Lula é convidado a participar da cúpula do G7; entenda o que é o grupo e o que deve ser discutido

O presidente Luiz Inácio Lula da Silva foi convidado pelo primeiro-ministro do Japão, Fumio Kishida, a participar em meio deste ano da cúpula do G7, grupo que reúne os países mais industrializados do mundo.

O convite aconteceu na última quinta-feira (6), durante um telefonema entre Lula e Kishida.

Na gestão Lula, o governo brasileiro tem buscado adotar uma política externa diferente da praticada no período em que Jair Bolsonaro esteve no poder.

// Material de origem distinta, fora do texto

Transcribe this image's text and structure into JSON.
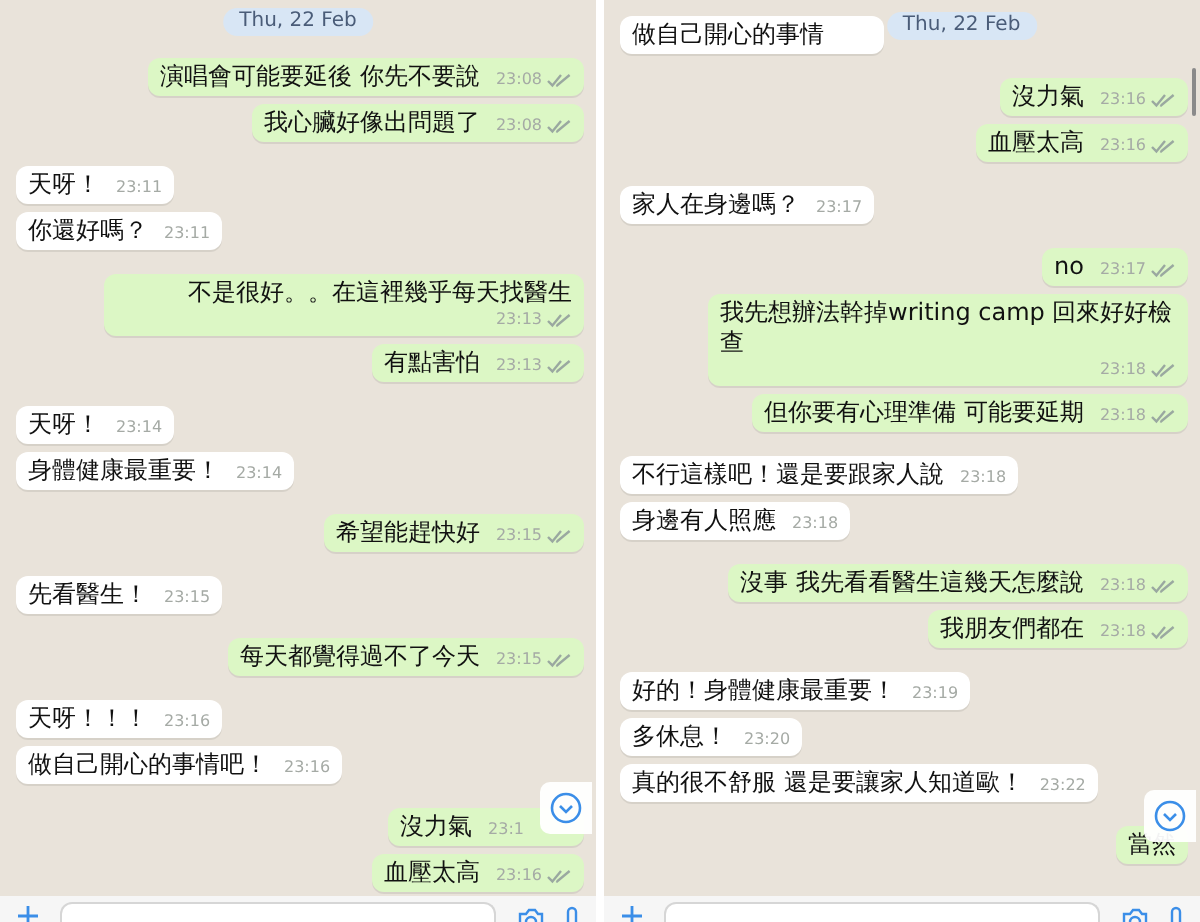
{
  "panels": [
    {
      "date_label": "Thu, 22 Feb",
      "messages": [
        {
          "kind": "out",
          "text": "演唱會可能要延後 你先不要說",
          "time": "23:08",
          "ticks": true
        },
        {
          "kind": "out",
          "text": "我心臟好像出問題了",
          "time": "23:08",
          "ticks": true
        },
        {
          "kind": "in",
          "text": "天呀！",
          "time": "23:11"
        },
        {
          "kind": "in",
          "text": "你還好嗎？",
          "time": "23:11"
        },
        {
          "kind": "out",
          "text": "不是很好。。在這裡幾乎每天找醫生",
          "time": "23:13",
          "ticks": true
        },
        {
          "kind": "out",
          "text": "有點害怕",
          "time": "23:13",
          "ticks": true
        },
        {
          "kind": "in",
          "text": "天呀！",
          "time": "23:14"
        },
        {
          "kind": "in",
          "text": "身體健康最重要！",
          "time": "23:14"
        },
        {
          "kind": "out",
          "text": "希望能趕快好",
          "time": "23:15",
          "ticks": true
        },
        {
          "kind": "in",
          "text": "先看醫生！",
          "time": "23:15"
        },
        {
          "kind": "out",
          "text": "每天都覺得過不了今天",
          "time": "23:15",
          "ticks": true
        },
        {
          "kind": "in",
          "text": "天呀！！！",
          "time": "23:16"
        },
        {
          "kind": "in",
          "text": "做自己開心的事情吧！",
          "time": "23:16"
        },
        {
          "kind": "out",
          "text": "沒力氣",
          "time": "23:1",
          "covered": true
        },
        {
          "kind": "out",
          "text": "血壓太高",
          "time": "23:16",
          "ticks": true
        }
      ]
    },
    {
      "date_label": "Thu, 22 Feb",
      "scrollbar": true,
      "messages": [
        {
          "kind": "in",
          "text": "做自己開心的事情",
          "covered": true
        },
        {
          "kind": "out",
          "text": "沒力氣",
          "time": "23:16",
          "ticks": true
        },
        {
          "kind": "out",
          "text": "血壓太高",
          "time": "23:16",
          "ticks": true
        },
        {
          "kind": "in",
          "text": "家人在身邊嗎？",
          "time": "23:17"
        },
        {
          "kind": "out",
          "text": "no",
          "time": "23:17",
          "ticks": true
        },
        {
          "kind": "out",
          "text": "我先想辦法幹掉writing camp 回來好好檢查",
          "time": "23:18",
          "ticks": true
        },
        {
          "kind": "out",
          "text": "但你要有心理準備 可能要延期",
          "time": "23:18",
          "ticks": true
        },
        {
          "kind": "in",
          "text": "不行這樣吧！還是要跟家人說",
          "time": "23:18"
        },
        {
          "kind": "in",
          "text": "身邊有人照應",
          "time": "23:18"
        },
        {
          "kind": "out",
          "text": "沒事 我先看看醫生這幾天怎麼說",
          "time": "23:18",
          "ticks": true
        },
        {
          "kind": "out",
          "text": "我朋友們都在",
          "time": "23:18",
          "ticks": true
        },
        {
          "kind": "in",
          "text": "好的！身體健康最重要！",
          "time": "23:19"
        },
        {
          "kind": "in",
          "text": "多休息！",
          "time": "23:20"
        },
        {
          "kind": "in",
          "text": "真的很不舒服 還是要讓家人知道歐！",
          "time": "23:22"
        },
        {
          "kind": "out",
          "text": "當然"
        }
      ]
    }
  ]
}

Desde que tomou posse, Lula, por exemplo:

  • foi a Washington (EUA) e se reuniu com o presidente americano, Joe Biden; Bolsonaro apoiou a reeleição de Donald Trump, derrotado por Biden;
  • esteve em Buenos Aires para se reunir com o presidente argentino, Alberto Fernández; Bolsonaro apoiava a reeleição de Mauricio Macri, derrotado por Fernández;
  • determinou a volta do Brasil à União das Nações Sul-Americanas (Unasul); Bolsonaro havia retirado o país do organismo multilateral.

O que é o G7?

 

O G7 reúne os países mais industrializados do mundo. O grupo se reúne anualmente. A primeira cúpula aconteceu em 1975, no Castelo de Rambouillet (França), e contou com a participação do governo da própria França, além de representantes de Estados Unidos, Reino Unido, Alemanha, Japão e Itália.

Onde vai ser a cúpula deste ano?

 

A cúpula vai acontecer em Hiroshima (Japão), entre os dias 19 e 21 de maio.

Quem faz parte do G7?

 

Integram o G7 França, Estados Unidos, Reino Unido, Alemanha, Japão, Itália e Canadá.

O Brasil faz parte do G7?

 

Não. Se Lula aceitar participar da cúpula, irá como convidado, não como membro do grupo.

Por que Lula foi chamado?

 

De acordo com a Embaixada do Japão no Brasil, ao fazer o convite, Kishida disse estar “ansioso” para discutir com Lula diversos assuntos da comunidade internacional. O primeiro-ministro japonês avalia que Lula pode ter “papel ativo” na reunião do G7 por ter “muita experiência”.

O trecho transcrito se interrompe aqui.